Develop a model of the disease for further clarifying how the disease causes damage to our body/cells (pathogenesis or pathogenic mechanism),
and for testing various therapeutic hypotheses. Disease models can be
either cell culture models or animal models. Cell culture models are
useful for testing therapeutic hypotheses with therapeutic agents
(medicine or drugs) that are available on the market. However, if
therapy is expected to be a something not currently on the market, then
an animal model would be much better model to test both efficacy
(how effective a treatment may be) and safety. Today, thanks to
advances in genetic engineering, it is possible to develop genetically
modified mouse models of diseases in hopes that the mice will
develop symptoms and signs similar to the human disease. Then, the
pathogenesis of the disease and possible therapeutic hypotheses can be
tested using these potentially life saving mouse models. Both efficacy
and safety evidence is needed before investigators and regulatory agencies (e.g. FDA, NIH, CDC, etc.) determine it is reasonable to proceed with experimental clinical trials (i.e. experimental trials on human
subjects).
Clinical Therapeutic Trial is divided into the following 4 temporal phases:
- Phase I: Primarily for testing safety (usually less than 10 patients enrolled in the trial) and confirming efficacy.
- Phase II: For testing efficacy and further testing safety.
- Phase III: For large scale testing to further establish how
effective or safe a treatment is before presenting it to the market
(hundreds of patients may be enrolled in the trial).
- Phase IV: Therapeutic use on the market (may involve hundreds of
thousands of patients), following which a drug may be pulled off the
market if a significant, but rare, side effect is noted.

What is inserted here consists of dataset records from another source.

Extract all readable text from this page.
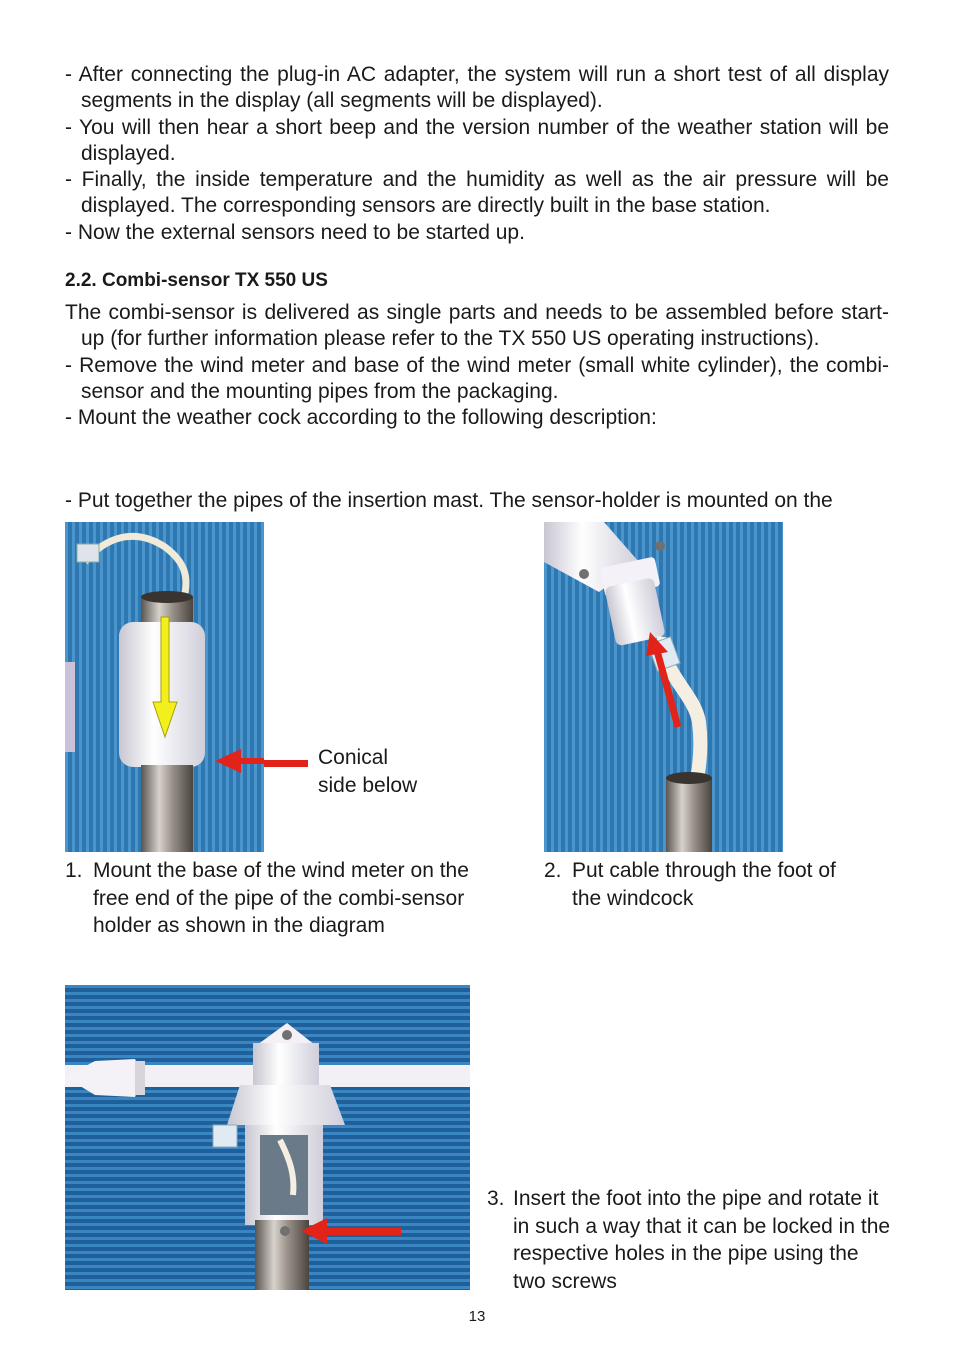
- After connecting the plug-in AC adapter, the system will run a short test of all display segments in the display (all segments will be displayed).
- You will then hear a short beep and the version number of the weather station will be displayed.
- Finally, the inside temperature and the humidity as well as the air pressure will be displayed. The corresponding sensors are directly built in the base station.
- Now the external sensors need to be started up.
2.2. Combi-sensor TX 550 US
The combi-sensor is delivered as single parts and needs to be assembled before start-up (for further information please refer to the TX 550 US operating instructions).
- Remove the wind meter and base of the wind meter (small white cylinder), the combi-sensor and the mounting pipes from the packaging.
- Mount the weather cock according to the following description:
- Put together the pipes of the insertion mast. The sensor-holder is mounted on the
Conical
side below
1. Mount the base of the wind meter on the free end of the pipe of the combi-sensor holder as shown in the diagram
2. Put cable through the foot of the windcock
3. Insert the foot into the pipe and rotate it in such a way that it can be locked in the respective holes in the pipe using the two screws
13
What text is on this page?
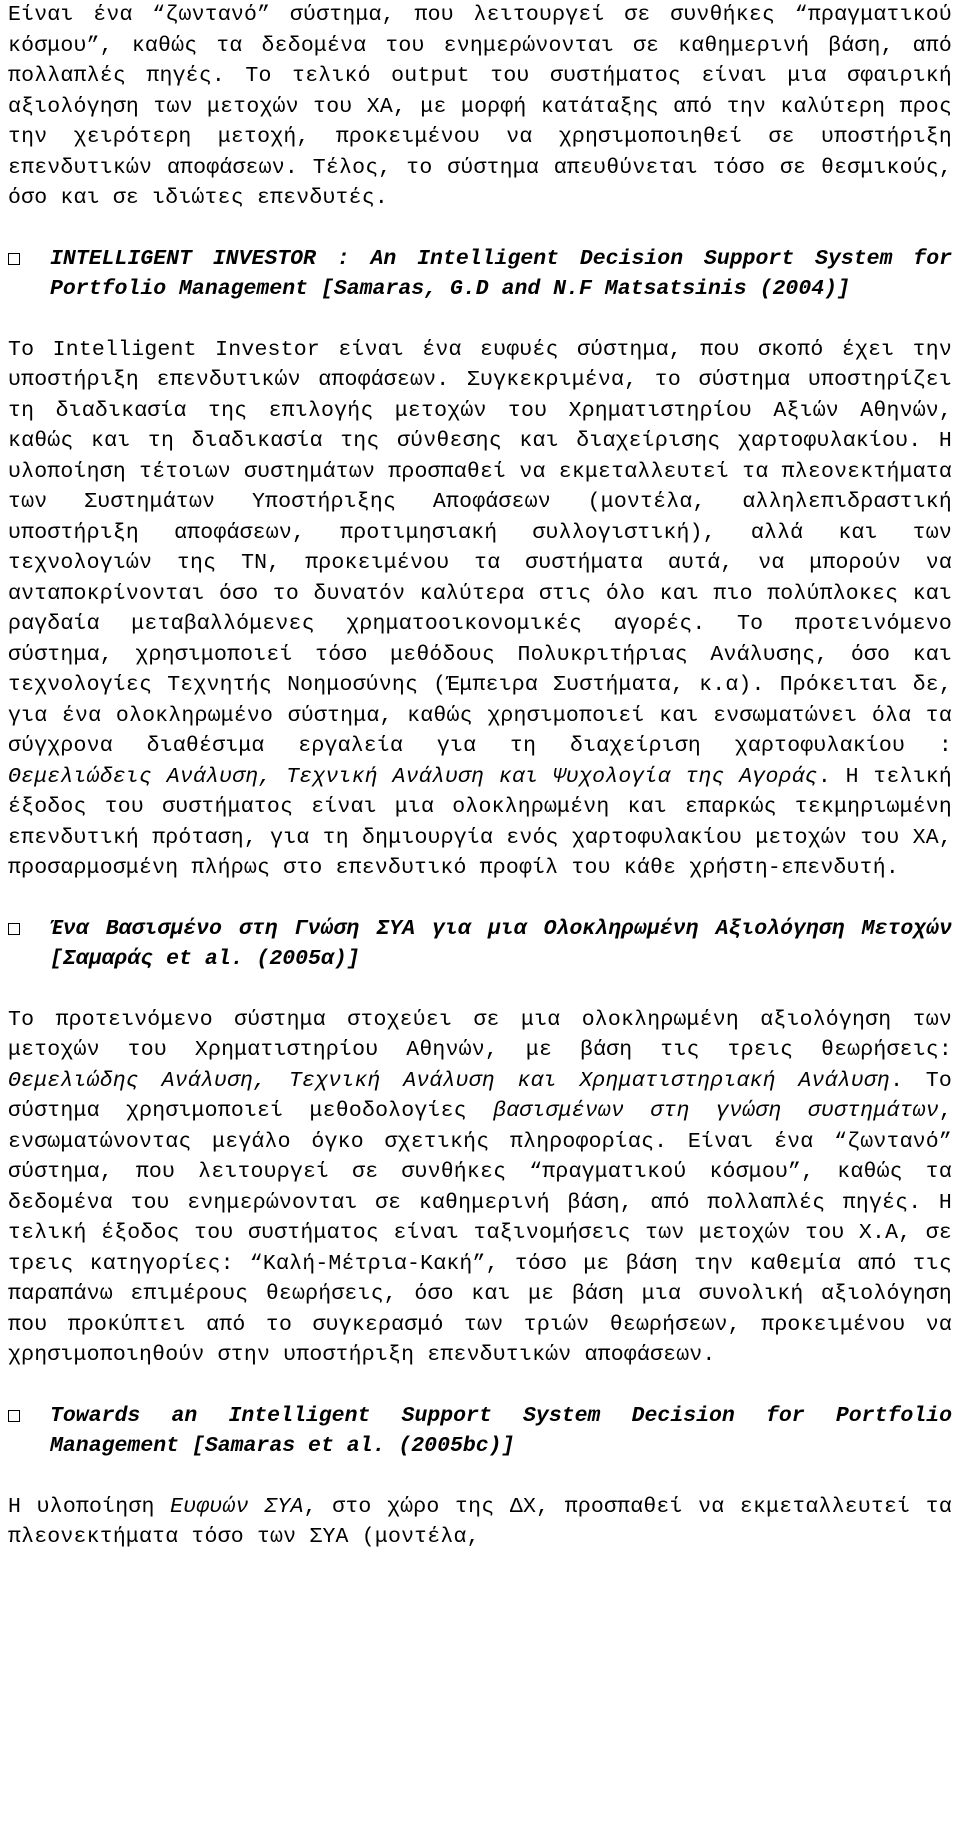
Είναι ένα “ζωντανό” σύστημα, που λειτουργεί σε συνθήκες “πραγματικού κόσμου”, καθώς τα δεδομένα του ενημερώνονται σε καθημερινή βάση, από πολλαπλές πηγές. Το τελικό output του συστήματος είναι μια σφαιρική αξιολόγηση των μετοχών του ΧΑ, με μορφή κατάταξης από την καλύτερη προς την χειρότερη μετοχή, προκειμένου να χρησιμοποιηθεί σε υποστήριξη επενδυτικών αποφάσεων. Τέλος, το σύστημα απευθύνεται τόσο σε θεσμικούς, όσο και σε ιδιώτες επενδυτές.

INTELLIGENT INVESTOR : An Intelligent Decision Support System for Portfolio Management [Samaras, G.D and N.F Matsatsinis (2004)]

Το Intelligent Investor είναι ένα ευφυές σύστημα, που σκοπό έχει την υποστήριξη επενδυτικών αποφάσεων. Συγκεκριμένα, το σύστημα υποστηρίζει τη διαδικασία της επιλογής μετοχών του Χρηματιστηρίου Αξιών Αθηνών, καθώς και τη διαδικασία της σύνθεσης και διαχείρισης χαρτοφυλακίου. Η υλοποίηση τέτοιων συστημάτων προσπαθεί να εκμεταλλευτεί τα πλεονεκτήματα των Συστημάτων Υποστήριξης Αποφάσεων (μοντέλα, αλληλεπιδραστική υποστήριξη αποφάσεων, προτιμησιακή συλλογιστική), αλλά και των τεχνολογιών της ΤΝ, προκειμένου τα συστήματα αυτά, να μπορούν να ανταποκρίνονται όσο το δυνατόν καλύτερα στις όλο και πιο πολύπλοκες και ραγδαία μεταβαλλόμενες χρηματοοικονομικές αγορές. Το προτεινόμενο σύστημα, χρησιμοποιεί τόσο μεθόδους Πολυκριτήριας Ανάλυσης, όσο και τεχνολογίες Τεχνητής Νοημοσύνης (Έμπειρα Συστήματα, κ.α). Πρόκειται δε, για ένα ολοκληρωμένο σύστημα, καθώς χρησιμοποιεί και ενσωματώνει όλα τα σύγχρονα διαθέσιμα εργαλεία για τη διαχείριση χαρτοφυλακίου : Θεμελιώδεις Ανάλυση, Τεχνική Ανάλυση και Ψυχολογία της Αγοράς. Η τελική έξοδος του συστήματος είναι μια ολοκληρωμένη και επαρκώς τεκμηριωμένη επενδυτική πρόταση, για τη δημιουργία ενός χαρτοφυλακίου μετοχών του ΧΑ, προσαρμοσμένη πλήρως στο επενδυτικό προφίλ του κάθε χρήστη-επενδυτή.

Ένα Βασισμένο στη Γνώση ΣΥΑ για μια Ολοκληρωμένη Αξιολόγηση Μετοχών [Σαμαράς et al. (2005α)]

Το προτεινόμενο σύστημα στοχεύει σε μια ολοκληρωμένη αξιολόγηση των μετοχών του Χρηματιστηρίου Αθηνών, με βάση τις τρεις θεωρήσεις: Θεμελιώδης Ανάλυση, Τεχνική Ανάλυση και Χρηματιστηριακή Ανάλυση. Το σύστημα χρησιμοποιεί μεθοδολογίες βασισμένων στη γνώση συστημάτων, ενσωματώνοντας μεγάλο όγκο σχετικής πληροφορίας. Είναι ένα “ζωντανό” σύστημα, που λειτουργεί σε συνθήκες “πραγματικού κόσμου”, καθώς τα δεδομένα του ενημερώνονται σε καθημερινή βάση, από πολλαπλές πηγές. Η τελική έξοδος του συστήματος είναι ταξινομήσεις των μετοχών του Χ.Α, σε τρεις κατηγορίες: “Καλή-Μέτρια-Κακή”, τόσο με βάση την καθεμία από τις παραπάνω επιμέρους θεωρήσεις, όσο και με βάση μια συνολική αξιολόγηση που προκύπτει από το συγκερασμό των τριών θεωρήσεων, προκειμένου να χρησιμοποιηθούν στην υποστήριξη επενδυτικών αποφάσεων.

Towards an Intelligent Support System Decision for Portfolio Management [Samaras et al. (2005bc)]

Η υλοποίηση Ευφυών ΣΥΑ, στο χώρο της ΔΧ, προσπαθεί να εκμεταλλευτεί τα πλεονεκτήματα τόσο των ΣΥΑ (μοντέλα,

This process is followed for developing almost any kind of treatment
including chemical drugs, gene therapy, or cell therapy. It is now
estimated that developing a new drug costs about $800 million, the
majority of which is used for clinical trials. So, it is only a wise
investment if the potential market for the treatment is huge (i.e.
millions). Thus many scientists both in private and public sectors
work hard to develop treatments for conditions affecting millions,
regardless of the seriousness of the disease or if the disease is
currently treatable.
On the other hand, developing a treatment for rare/orphan diseases
are very slow, even when the disease is devastating and the biomedical
technology for developing a treatment is readily available. For rare or
orphan disorders, the cost of developing a treatment may never be
recovered. There are some limited help available for developing
treatments for these rare disorders (e.g. NORD or FDA orphan drug
program). However, most biomedical investigators are not very
interested because both the funds for research and glory for discovery
are quite limited. Interestingly, medical advances in developing
treatments for orphan diseases are sometimes spearheaded by those
personally affected by the disease.
Ideally, the following considerations would take precedence over potential financial return:
- Is the disease currently treatable?
- How promising is the therapeutic hypothesis considering current technology?
- How debilitating is the disease if left untreated?
- Lastly, how many people are affected?
Considering that only a few hundred IBM2 patients are known worldwide, it is reasonable to expect slow research progress. Nevertheless, we believe it is possible to develop an effective intervention for IBM2 with current medcal technology.